OGH 14Os129/96

OGH14Os129/968.10.1996

Der Oberste Gerichtshof hat am 8.Oktober 1996 durch den Hofrat des Obersten Gerichtshofes Dr.Massauer als Vorsitzenden und durch die Hofräte des Obersten Gerichtshofes Mag.Strieder, Dr.Ebner, Dr.E.Adamovic und Dr.Holzweber als weitere Richter, in Gegenwart des Richteramtsanwärters Mag.Berger als Schriftführer, in der Strafsache gegen Peter K***** wegen des Verbrechens des teils vollendeten, teils versuchten schweren Betruges nach §§ 146, 147 Abs 3 und § 15 StGB sowie anderer strafbarer Handlungen über die Nichtigkeitsbeschwerde und die Berufung des Angeklagten sowie über die Berufung der Staatsanwaltschaft gegen das Urteil des Landesgerichtes Innsbruck als Schöffengericht vom 11.Juni 1996, GZ 37 Vr 3.569/93-358, nach öffentlicher Verhandlung in Anwesenheit des Vertreters des Generalprokurators, Generalanwalt Dr.Schroll, des Angeklagten und seines Verteidigers Dr.Lebitsch zu Recht erkannt:

 

Spruch:

Die Nichtigkeitsbeschwerde wird verworfen.

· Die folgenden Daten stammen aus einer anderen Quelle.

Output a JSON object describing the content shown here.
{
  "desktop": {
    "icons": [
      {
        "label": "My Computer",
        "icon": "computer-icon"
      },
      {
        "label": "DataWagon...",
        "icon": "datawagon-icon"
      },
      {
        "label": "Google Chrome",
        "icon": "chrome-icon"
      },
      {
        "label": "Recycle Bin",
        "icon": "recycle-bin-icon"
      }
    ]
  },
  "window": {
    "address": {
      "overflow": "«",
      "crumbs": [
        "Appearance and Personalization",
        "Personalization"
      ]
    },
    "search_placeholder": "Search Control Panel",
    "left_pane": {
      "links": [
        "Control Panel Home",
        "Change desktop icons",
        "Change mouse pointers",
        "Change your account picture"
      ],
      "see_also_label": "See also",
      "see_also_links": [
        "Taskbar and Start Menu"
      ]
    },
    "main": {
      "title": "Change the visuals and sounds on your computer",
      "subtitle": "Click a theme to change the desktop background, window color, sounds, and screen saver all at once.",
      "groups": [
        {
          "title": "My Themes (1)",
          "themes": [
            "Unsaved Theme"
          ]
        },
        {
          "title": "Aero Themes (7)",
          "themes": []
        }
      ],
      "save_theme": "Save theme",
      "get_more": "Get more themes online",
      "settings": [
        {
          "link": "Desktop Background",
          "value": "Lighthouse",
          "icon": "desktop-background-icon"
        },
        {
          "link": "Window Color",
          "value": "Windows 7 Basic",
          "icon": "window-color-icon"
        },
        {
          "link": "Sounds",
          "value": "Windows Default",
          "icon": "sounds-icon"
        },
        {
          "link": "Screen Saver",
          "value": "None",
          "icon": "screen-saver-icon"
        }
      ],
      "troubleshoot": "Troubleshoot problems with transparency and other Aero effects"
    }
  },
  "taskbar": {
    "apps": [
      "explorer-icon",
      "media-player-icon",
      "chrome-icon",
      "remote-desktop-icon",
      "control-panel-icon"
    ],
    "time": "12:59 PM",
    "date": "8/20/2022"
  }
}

Den Berufungen wird nicht Folge gegeben.

Dem Angeklagten fallen auch die Kosten des Verfahrens über seine Rechtsmittel zur Last.

Text

Gründe:

Mit dem angefochtenen Urteil wurde der Angeklagte Peter K***** im dritten Rechtsgang (neben bereits im ersten und zweiten Rechtsgang rechtskräftig gewordenen Schuldsprüchen) des Verbrechens der Veruntreuung nach § 133 Abs 1 und Abs 2 zweiter Fall StGB schuldig erkannt.

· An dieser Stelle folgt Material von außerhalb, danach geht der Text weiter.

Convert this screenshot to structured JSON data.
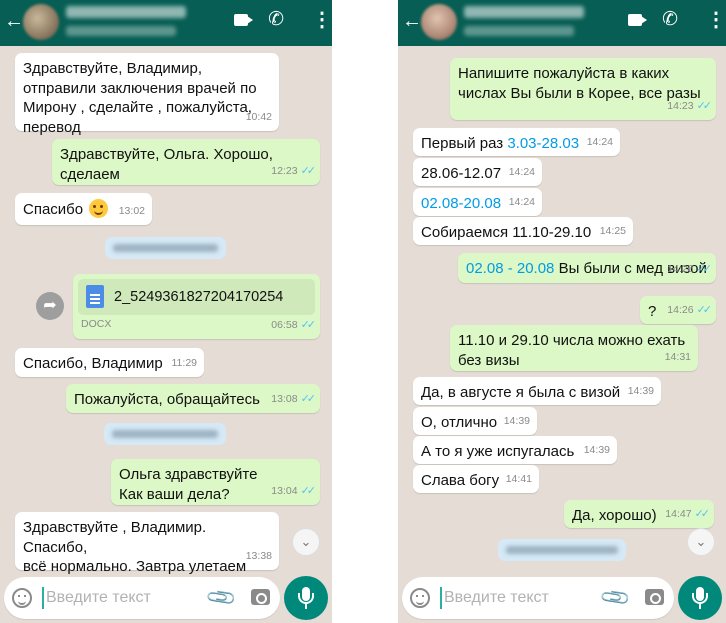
{
  "input_placeholder": "Введите текст",
  "colors": {
    "header": "#075e54",
    "outgoing": "#dcf8c6",
    "incoming": "#ffffff",
    "background": "#e5ddd5",
    "accent": "#00897b",
    "read_ticks": "#4fc3f7"
  },
  "icons": [
    "back-arrow-icon",
    "video-call-icon",
    "phone-icon",
    "more-menu-icon",
    "emoji-icon",
    "attach-icon",
    "camera-icon",
    "mic-icon",
    "forward-icon",
    "scroll-down-icon",
    "document-icon",
    "read-receipt-icon"
  ],
  "left_chat": {
    "messages": [
      {
        "dir": "in",
        "text": [
          "Здравствуйте, Владимир,",
          "отправили заключения врачей по",
          "Мирону , сделайте , пожалуйста,",
          "перевод"
        ],
        "time": "10:42"
      },
      {
        "dir": "out",
        "text": [
          "Здравствуйте, Ольга. Хорошо,",
          "сделаем"
        ],
        "time": "12:23"
      },
      {
        "dir": "in",
        "text": [
          "Спасибо"
        ],
        "time": "13:02"
      },
      {
        "dir": "out",
        "file": {
          "name": "2_5249361827204170254",
          "type": "DOCX"
        },
        "time": "06:58"
      },
      {
        "dir": "in",
        "text": [
          "Спасибо, Владимир"
        ],
        "time": "11:29"
      },
      {
        "dir": "out",
        "text": [
          "Пожалуйста, обращайтесь"
        ],
        "time": "13:08"
      },
      {
        "dir": "out",
        "text": [
          "Ольга здравствуйте",
          "Как ваши дела?"
        ],
        "time": "13:04"
      },
      {
        "dir": "in",
        "text": [
          "Здравствуйте , Владимир. Спасибо,",
          "всё нормально. Завтра улетаем"
        ],
        "time": "13:38"
      }
    ]
  },
  "right_chat": {
    "messages": [
      {
        "dir": "out",
        "text": [
          "Напишите пожалуйста в каких",
          "числах Вы были в Корее, все разы"
        ],
        "time": "14:23"
      },
      {
        "dir": "in",
        "prefix": "Первый раз ",
        "link": "3.03-28.03",
        "time": "14:24"
      },
      {
        "dir": "in",
        "text": [
          "28.06-12.07"
        ],
        "time": "14:24"
      },
      {
        "dir": "in",
        "link": "02.08-20.08",
        "time": "14:24"
      },
      {
        "dir": "in",
        "text": [
          "Собираемся 11.10-29.10"
        ],
        "time": "14:25"
      },
      {
        "dir": "out",
        "link": "02.08 - 20.08",
        "suffix": " Вы были с мед визой",
        "time": "14:26"
      },
      {
        "dir": "out",
        "text": [
          "?"
        ],
        "time": "14:26"
      },
      {
        "dir": "out",
        "text": [
          "11.10 и 29.10 числа можно ехать",
          "без визы"
        ],
        "time": "14:31"
      },
      {
        "dir": "in",
        "text": [
          "Да, в августе я была с визой"
        ],
        "time": "14:39"
      },
      {
        "dir": "in",
        "text": [
          "О, отлично"
        ],
        "time": "14:39"
      },
      {
        "dir": "in",
        "text": [
          "А то я уже испугалась"
        ],
        "time": "14:39"
      },
      {
        "dir": "in",
        "text": [
          "Слава богу"
        ],
        "time": "14:41"
      },
      {
        "dir": "out",
        "text": [
          "Да, хорошо)"
        ],
        "time": "14:47"
      }
    ]
  }
}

Darnach hat er am 25.Oktober 1988 in B***** bei J***** ein ihm als Geschäftsführer der B***** GmbH & Co KG anvertrautes Gut, nämlich das von ihm für die Vorbehaltseigentümerin R***** reg GenmbH verwahrte Pistengerät der Marke Bombardier Rotax, Modell Ski-dozer, mit der Fahrgestellnummer 21 KH O 23 Yeti im Wert von ca 1 Million S dadurch, daß er es der Martin E***** Nutzfahrzeughandel GmbH verkaufte und den Kaufpreis nicht an die Vorbehaltseigentümerin abführte, einem Dritten mit dem Vorsatz zugeeignet, die B***** GmbH & Co KG dadurch unrechtmäßig zu bereichern.

Rechtliche Beurteilung

Diesen Schuldspruch bekämpft der Angeklagte mit Nichtigkeitsbeschwerde aus den Gründen der Z 4, 5, 5 a, 8 und 9 lit a des § 281 Abs 1 StPO, die jedoch nicht berechtigt ist.

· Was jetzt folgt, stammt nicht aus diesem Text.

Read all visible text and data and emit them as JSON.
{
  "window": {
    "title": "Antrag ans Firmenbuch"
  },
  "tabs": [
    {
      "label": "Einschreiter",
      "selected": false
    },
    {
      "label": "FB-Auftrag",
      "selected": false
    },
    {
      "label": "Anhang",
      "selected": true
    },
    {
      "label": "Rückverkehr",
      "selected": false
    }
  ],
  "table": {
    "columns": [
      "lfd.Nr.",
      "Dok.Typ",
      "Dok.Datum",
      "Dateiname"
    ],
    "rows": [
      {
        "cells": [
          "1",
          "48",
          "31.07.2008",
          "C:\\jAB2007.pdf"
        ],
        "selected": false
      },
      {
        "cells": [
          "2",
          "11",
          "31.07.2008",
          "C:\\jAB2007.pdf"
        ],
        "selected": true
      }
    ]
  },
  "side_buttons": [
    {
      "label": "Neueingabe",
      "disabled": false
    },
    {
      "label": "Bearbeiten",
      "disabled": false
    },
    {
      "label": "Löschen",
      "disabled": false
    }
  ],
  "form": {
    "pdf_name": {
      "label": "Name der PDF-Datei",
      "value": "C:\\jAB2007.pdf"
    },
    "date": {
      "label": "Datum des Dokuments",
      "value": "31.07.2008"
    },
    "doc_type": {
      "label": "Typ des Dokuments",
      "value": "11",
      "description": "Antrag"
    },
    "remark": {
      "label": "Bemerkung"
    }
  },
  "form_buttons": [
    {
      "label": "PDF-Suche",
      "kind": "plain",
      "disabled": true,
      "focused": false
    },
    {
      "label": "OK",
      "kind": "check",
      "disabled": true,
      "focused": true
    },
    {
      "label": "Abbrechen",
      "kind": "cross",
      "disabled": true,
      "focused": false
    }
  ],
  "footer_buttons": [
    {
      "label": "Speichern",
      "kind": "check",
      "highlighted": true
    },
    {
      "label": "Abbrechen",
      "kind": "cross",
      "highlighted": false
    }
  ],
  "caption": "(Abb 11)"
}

Seine Verteidigungsrechte sieht der Beschwerdeführer durch die in der Hauptverhandlung bloß unter Hinweis auf die Unerheblichkeit des Beweisthemas gestützte Abweisung seines Antrags auf Einvernahme des Zeugen Norbert J***** beeinträchtigt (Z 4).

Da aber das Erstgericht den nach diesem Antrag zu beweisenden Umstand aufrechter und verfügbarer Forderungen des Angeklagten ohnedies nicht in Frage stellte, vielmehr seinen Willen verneinte, mit diesen Forderungen einen Ersatz für die zugeeignete Sache zu schaffen (US 15), konnte der Schöffensenat diesen Beweisantrag mit Recht als unerheblich abweisen.

In der Mängelrüge (Z 5) wird zunächst behauptet, das Erstgericht habe die Aussage des Zeugen Martin E***** bei der Klärung der Sachidentität zwischen dem Tatobjekt und dem von Martin E***** an die Felix W***** KG verkauften Pistengerät außer acht gelassen. Dabei übergeht der Beschwerdeführer die ausführliche Beweiswürdigung des Erstgerichtes gerade zu diesem Streitpunkt (US 9 f), und übersieht, daß sich die Tatrichter mit der Glaubwürdigkeit des Zeugen Martin E***** - wenn auch an anderer Stelle - sehr wohl auseinandergesetzt, diese aber generell in Frage gestellt haben (vgl US 16 und 21).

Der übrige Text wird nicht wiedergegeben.